Methods: This was a cross-sectional and descriptive study includes 25 patients: 14 who were newly diagnosed with overt hypothyroidism (Group1: G1) and 11 who were newly diagnosed with subclinical hypothyroidism (Group 2: G2). The study was conducted in the Endocrinology and Nutrition Department of the Military Hospital of Tunis during a period of 4 months (March-June 2021). Body composition was assessed by impedancemetry. Statistics were performed using SPSS 20.
Results: The mean age was 49 ± 14 years [20-80 years]. A female predominance was noted (75%). The median TSH level was 20 mUI/l [8-95 mUI/l]. Cervical ultrasound showed that 25% of patients had thyroid nodules. Anti-Thyroid Peroxydase antibodies were positive in 35% of patients. The mean Body Mass Index was 29 ± 5 kg/m2. One third of the patients (35%) were obese. The median weight gain at time of diagnosis of the hypothyroidism was 0.6 kg [0,4-4,2 kg]; (G1: 1,5 kg vs G2: 0,5 kg; P=0,6). Mean percentages of fat mass (FM), lean mass (LM) and water mass (WM) in both groups were respectively (G1: 30 ±9% vs G2: 35±8%; P=0,26), (G1: 70±9% vs G2: 65±8%; P=0,26) and (G1:51±7% vs G2:47±6%; P=0,26). The mean total cholesterol, LDL-cholesterol and triglyceride levels in both groups were respectively (G1:6±2 mmol/l vs G2: 5±1 mmol/l, P=0,2), (G1 3±2 mmol/l vs G2: 3 ±0,7 mmol/l; P=0,75) and (G1: 1,7±0,7 mmol/l vs 1,7±1,1 mmol/l, P=0,867). Our study showed that increased TSH levels were associated with increased percentages of LM and WM (respectively P=0,01 and P=0,01) and decreased percentages of FM (P= 0,02). However, there was no correlation between TSH level and weight gain at time of diagnosis of the hypothyroidism (P=0,71).

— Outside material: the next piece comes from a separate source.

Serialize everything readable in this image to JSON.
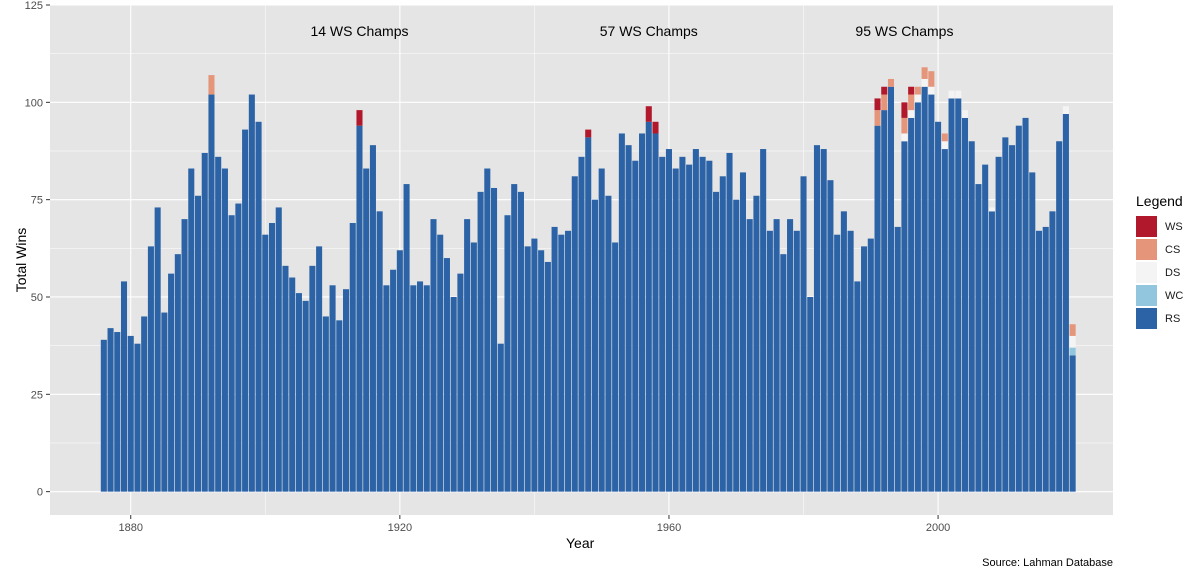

Conclusion: Our study showed that patients newly diagnosed with overt or subclinical hypothyroidism gained weight. The percentages of different body compartments were correlated with TSH level. However, there was not an association between gain weight and TSH level at time of diagnosis of the hypothyroidism.